The Expected Goals Philosophy
Authors: James Tippett
Published: 2019, UK
About the Author
James Tippett Currently works as a commercial executive for a gambling company, oddschecker.
He previously worked for a company called smartodds which this book revolves around. He didn’t mention any experience inside a sports team although the book extensively covers Brentford, Matt Benham. Benham owns both Smartodds and Brentford FC.
If you wanted a better understanding of expected goals/points, I would veer towards Sprawlball by Kirk Goldsberry (Review | Buy) which is basketball based. It is a far more visual and rich book, although similarly repetitive.
Who is it for?
This book seems targeted at people who want to learn more about expected goals although it doesn’t really fit that in the end.
I would say this book would be of interest to football (soccer)/Brentford FC fans. There is not really enough depth in the insight to be useful for gamblers, coaches or data analysts in particular.
What is it about?
This book is supposed to be about an insight into expected goals. It doesn’t really give you an insight into what it actually is. It glosses over the detail of how it’s calculated and the strengths and weaknesses of different company’s models.
What the book does well is bring to life different uses for Expected Goals. How gamblers use it, how coaches and scouts can use it.
The book shows the example of how Brentford use expected goals find undervalued leagues to find cheaper players that they then intend to sell on for much higher prices. It makes the point that even Ronaldo doesn’t score hugely above his xP every season and in fact, the difference between Ronaldo and his peers is that he creates more of those chance, hence increasing his expected goals.
What did I take from it?
I took some uses of expected goals from the book. BF Sports Analysis have built an Expected Points model for Rugby for our clients. Our model from a team point of view is to see how efficient teams are from certain scenarios and see if there is an area for improvement.
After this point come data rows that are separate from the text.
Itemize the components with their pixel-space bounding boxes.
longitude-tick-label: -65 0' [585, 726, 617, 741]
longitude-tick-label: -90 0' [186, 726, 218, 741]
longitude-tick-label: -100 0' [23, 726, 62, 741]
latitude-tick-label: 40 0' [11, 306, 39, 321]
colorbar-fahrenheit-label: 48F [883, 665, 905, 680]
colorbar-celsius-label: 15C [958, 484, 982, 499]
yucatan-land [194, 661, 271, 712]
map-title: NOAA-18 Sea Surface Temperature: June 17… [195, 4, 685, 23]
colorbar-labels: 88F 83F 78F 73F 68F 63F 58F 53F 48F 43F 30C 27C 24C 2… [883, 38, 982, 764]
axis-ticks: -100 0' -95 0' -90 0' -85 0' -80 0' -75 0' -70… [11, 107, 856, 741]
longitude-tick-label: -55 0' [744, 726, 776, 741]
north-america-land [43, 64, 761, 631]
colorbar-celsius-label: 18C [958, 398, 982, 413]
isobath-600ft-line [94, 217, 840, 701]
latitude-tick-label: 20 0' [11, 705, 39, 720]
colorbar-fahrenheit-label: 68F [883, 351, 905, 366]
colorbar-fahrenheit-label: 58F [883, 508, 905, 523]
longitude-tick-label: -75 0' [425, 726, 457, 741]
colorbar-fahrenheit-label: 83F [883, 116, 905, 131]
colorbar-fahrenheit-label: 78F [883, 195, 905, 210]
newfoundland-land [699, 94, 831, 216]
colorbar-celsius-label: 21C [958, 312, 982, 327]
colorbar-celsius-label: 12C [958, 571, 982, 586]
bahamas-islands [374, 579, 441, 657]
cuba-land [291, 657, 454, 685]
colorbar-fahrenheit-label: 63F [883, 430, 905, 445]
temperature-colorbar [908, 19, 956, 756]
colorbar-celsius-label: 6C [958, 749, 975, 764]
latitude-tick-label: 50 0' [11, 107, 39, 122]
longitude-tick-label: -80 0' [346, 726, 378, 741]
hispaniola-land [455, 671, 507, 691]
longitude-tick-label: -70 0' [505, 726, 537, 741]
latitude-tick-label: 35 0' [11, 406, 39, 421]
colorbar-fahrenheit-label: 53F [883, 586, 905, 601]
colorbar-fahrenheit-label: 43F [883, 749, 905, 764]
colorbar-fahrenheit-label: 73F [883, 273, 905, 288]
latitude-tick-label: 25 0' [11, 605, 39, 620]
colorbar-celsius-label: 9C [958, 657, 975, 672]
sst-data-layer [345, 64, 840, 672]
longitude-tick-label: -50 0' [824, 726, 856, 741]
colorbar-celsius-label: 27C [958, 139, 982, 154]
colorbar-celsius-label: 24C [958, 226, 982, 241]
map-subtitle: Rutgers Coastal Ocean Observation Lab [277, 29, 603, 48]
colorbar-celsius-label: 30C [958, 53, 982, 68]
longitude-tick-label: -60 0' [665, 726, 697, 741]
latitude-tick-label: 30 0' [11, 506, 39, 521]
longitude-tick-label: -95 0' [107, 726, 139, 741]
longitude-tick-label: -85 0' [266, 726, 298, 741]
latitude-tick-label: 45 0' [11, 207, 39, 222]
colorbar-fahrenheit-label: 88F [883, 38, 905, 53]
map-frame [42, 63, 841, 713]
What we hadn’t looked at yet is a team’s total xP as an indicator of performance by itself. So now we researching if a team has a higher xP, does that indicate strong performance, likelihood of winning or correlate with strong phase play in rugby?
Should I buy it?
Probably not. If you are a Brentford fan or interested in sports gambling you might be but I would probably stray away from this book otherwise. I didn’t enjoy the tone of the book which was almost discussing the stat as a cult like figure.
If you’re looking to learn and understand the “Expected goals/points/shots gained” style models, I think you would be better off reading Sprawlball or reading an online blog of it if you wanted something related specifically to football/soccer.